Hoy tenemos una presión por demostrar que somos productivos. Veo gente parándose de cabeza, saludando al sol, cocinando mejor que Sascha Fitness y ejercitándose con botellas de agua. Normal, eso somos por estos días y en el fondo necesitamos de esa aprobación social que nos dan los demás, por eso transmitimos nuestra vida como si fuese algo extraordinario. Crecimos con el morbo de impresionar y de agradar y lo haremos con lo que tengamos a la mano, así sea un gato. Pero de allí a ser tan mágicos como creemos hay un par de años luz de distancia.

Cuando medito y echo un vistazo a los errores que cometí en el pasado siempre llego a la conclusión de que la enemiga número uno de cumplir mis sueños ha sido la pereza. Nunca se ha tratado de mi exnovia bipolar, la falta de dinero, de tiempo o de oportunidades. La pereza. La simple flojera. Y por más cosas que haga y suba a redes sociales en esta cuarentena sé que no he acabado con el problema. Ahí está, más fuerte que nunca. Ese es el punto, en veinte días no se pueden superar los veinte años que uno lleva repitiéndose.

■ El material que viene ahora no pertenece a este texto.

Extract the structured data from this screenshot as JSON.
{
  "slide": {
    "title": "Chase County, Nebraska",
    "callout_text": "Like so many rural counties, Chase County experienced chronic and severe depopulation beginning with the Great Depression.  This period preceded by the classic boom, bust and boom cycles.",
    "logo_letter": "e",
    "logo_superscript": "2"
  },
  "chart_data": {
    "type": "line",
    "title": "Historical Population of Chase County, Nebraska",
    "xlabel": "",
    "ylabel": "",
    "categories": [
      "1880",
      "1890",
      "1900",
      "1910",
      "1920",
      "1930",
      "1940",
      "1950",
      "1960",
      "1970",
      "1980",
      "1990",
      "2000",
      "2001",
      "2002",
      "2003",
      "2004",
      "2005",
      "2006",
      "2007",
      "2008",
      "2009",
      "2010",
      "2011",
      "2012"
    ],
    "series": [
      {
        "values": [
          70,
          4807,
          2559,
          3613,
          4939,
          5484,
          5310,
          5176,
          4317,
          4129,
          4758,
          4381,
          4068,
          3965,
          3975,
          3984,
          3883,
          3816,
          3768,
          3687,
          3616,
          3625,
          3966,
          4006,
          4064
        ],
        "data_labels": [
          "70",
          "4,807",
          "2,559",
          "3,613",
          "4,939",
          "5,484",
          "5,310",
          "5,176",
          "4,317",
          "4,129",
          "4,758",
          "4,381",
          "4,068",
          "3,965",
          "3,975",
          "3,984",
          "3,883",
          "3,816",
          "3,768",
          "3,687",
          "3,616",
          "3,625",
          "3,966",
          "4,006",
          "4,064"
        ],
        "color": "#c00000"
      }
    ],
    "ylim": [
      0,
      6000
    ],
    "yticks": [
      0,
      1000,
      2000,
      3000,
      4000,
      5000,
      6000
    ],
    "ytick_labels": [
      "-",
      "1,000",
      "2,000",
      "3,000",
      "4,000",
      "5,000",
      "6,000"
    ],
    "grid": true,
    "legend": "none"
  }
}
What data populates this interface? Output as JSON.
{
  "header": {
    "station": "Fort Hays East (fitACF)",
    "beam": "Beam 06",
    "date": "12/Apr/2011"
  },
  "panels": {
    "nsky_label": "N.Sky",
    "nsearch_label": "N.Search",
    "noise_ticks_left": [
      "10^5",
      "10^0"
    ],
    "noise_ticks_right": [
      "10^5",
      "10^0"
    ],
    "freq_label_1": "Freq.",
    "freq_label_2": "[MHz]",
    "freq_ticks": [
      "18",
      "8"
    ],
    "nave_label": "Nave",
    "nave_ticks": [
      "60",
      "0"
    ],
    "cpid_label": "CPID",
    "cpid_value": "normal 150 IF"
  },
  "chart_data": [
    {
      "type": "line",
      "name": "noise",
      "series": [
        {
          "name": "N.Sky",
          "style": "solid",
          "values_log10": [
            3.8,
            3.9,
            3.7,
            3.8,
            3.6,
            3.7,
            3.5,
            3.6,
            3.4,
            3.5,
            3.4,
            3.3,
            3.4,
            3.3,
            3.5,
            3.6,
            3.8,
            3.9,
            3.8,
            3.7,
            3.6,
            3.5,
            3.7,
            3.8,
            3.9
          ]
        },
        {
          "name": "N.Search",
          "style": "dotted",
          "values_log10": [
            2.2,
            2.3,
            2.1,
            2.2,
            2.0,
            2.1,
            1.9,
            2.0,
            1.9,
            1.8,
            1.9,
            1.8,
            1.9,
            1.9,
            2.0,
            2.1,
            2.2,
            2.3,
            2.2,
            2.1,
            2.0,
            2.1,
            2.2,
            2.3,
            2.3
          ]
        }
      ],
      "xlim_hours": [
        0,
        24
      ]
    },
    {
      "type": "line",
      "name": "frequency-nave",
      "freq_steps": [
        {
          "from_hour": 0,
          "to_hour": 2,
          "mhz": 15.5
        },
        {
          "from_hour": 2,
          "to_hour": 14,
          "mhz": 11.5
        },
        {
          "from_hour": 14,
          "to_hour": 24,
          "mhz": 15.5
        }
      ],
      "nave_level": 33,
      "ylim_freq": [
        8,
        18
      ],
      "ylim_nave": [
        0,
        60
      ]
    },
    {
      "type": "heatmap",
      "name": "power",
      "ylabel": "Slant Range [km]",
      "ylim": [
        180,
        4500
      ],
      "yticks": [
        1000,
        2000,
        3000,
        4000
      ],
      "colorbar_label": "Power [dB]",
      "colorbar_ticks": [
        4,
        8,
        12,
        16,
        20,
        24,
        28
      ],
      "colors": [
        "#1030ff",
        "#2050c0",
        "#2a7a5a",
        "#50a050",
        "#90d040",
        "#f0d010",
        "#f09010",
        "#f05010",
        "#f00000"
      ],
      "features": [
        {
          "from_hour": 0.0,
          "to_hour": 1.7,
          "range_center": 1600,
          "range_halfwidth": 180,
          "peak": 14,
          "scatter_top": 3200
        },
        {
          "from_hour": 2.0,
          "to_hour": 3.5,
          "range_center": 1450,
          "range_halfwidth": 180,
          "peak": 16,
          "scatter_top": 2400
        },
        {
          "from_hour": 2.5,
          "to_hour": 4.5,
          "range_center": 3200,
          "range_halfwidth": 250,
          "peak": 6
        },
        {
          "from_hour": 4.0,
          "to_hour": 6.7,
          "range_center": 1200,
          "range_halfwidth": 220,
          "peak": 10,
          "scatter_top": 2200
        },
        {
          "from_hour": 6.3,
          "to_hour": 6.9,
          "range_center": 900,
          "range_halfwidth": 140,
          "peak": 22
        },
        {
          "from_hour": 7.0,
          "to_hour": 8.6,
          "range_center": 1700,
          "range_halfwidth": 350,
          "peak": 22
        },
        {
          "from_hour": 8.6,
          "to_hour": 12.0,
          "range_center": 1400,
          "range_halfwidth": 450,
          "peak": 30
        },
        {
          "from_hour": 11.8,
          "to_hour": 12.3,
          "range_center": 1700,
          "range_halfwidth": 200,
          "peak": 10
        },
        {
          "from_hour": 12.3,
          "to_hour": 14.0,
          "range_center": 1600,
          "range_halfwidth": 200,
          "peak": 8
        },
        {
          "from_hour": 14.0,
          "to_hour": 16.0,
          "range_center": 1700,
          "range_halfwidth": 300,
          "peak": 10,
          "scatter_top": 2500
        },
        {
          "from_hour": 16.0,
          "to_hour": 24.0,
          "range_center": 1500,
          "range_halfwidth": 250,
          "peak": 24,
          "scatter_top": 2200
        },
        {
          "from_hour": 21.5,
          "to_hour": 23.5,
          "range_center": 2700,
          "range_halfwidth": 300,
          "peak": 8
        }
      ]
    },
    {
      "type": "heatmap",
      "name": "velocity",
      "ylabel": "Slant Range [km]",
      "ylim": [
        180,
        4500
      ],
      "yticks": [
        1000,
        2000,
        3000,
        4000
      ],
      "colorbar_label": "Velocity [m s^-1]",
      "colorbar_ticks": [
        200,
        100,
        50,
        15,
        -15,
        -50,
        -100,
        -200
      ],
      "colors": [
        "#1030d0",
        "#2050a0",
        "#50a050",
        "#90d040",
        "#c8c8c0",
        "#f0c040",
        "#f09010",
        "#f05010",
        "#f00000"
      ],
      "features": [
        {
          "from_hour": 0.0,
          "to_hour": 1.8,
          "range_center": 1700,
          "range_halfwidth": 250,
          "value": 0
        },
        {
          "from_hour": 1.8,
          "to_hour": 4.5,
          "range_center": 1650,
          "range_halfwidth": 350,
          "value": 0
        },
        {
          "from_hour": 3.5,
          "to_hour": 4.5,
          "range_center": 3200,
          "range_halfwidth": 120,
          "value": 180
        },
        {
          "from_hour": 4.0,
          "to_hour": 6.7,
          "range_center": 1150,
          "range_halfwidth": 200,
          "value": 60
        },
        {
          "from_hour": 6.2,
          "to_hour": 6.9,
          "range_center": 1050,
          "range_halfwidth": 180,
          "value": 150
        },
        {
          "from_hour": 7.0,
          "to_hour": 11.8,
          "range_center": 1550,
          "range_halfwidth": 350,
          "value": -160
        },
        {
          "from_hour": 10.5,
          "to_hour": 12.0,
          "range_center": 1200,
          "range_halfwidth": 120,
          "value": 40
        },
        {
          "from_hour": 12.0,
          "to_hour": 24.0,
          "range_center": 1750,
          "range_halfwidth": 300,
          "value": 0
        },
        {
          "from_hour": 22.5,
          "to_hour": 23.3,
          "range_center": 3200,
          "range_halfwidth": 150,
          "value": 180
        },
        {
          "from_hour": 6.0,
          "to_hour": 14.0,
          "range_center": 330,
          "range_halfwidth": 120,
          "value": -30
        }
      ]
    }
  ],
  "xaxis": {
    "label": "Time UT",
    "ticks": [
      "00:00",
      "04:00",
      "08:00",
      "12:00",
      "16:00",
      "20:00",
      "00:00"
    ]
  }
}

Por eso no creo en lo que mostramos hoy por Instagram, Twitter y TikTok. Estamos matando el tiempo, pero de allí a ser otras personas por encerrarnos dos fines de semana no sé, estamos lejos. Distraernos es una cosa y cambiar desde adentro es otra. Hay que ver las bellezas que hacen los asesinos seriales cuando están en la cárcel. Leen, se ejercitan, pintan y ayudan en la cocina y con el aseo, unos ángeles de luz. Pero la realidad es que no ven la hora de salir a descuartizar gente de nuevo. Es su naturaleza y a veces no cambia ni con cuatro cadenas perpetuas. Ahí es cuando me asusta la idea de que ahora nos mintamos creyéndonos mejores solo porque pasamos tiempo con la familia o aprendemos a cocinar un postre. Nos falta, hay que reconocerlo.

La verdadera persona que somos la dejamos en la puerta cuando comenzó esta cuarentena. Nos la quitamos de encima como si fuera un abrigo y la pusimos al lado de los zapatos y de las llaves. Lo bueno sería conversar un rato con ella, es decir con nosotros. Sentarnos en la sala frente a ese otro yo y preguntarle por qué se amarga los lunes en la mañana y gasta su sueldo en ropa y cosas que no necesita. O por qué sube fotos como si fuera una modelo o un empresario exitoso cuando solo se trata de una estudiante de pueblo o un asalariado más. Sería bueno saber cómo es esa vida dedicada a mentir y crear personajes tan bizarros y alejados de la realidad.

Ahora creo que sería productivo tener una junta general con todas esas otras personas que somos y también con las que creamos para impresionar a los demás en el barrio, la escuela, la misa de los domingos, la universidad, en la oficina y por supuesto en la cuarentena. Sería algo democrático, una junta de propietarios del cuerpo. En ella se decidirá si vamos a seguir fingiendo y autoengañándonos o de verdad vamos a cambiar la mierda que somos por dentro antes de volver a sonreír y dar abrazos allá afuera.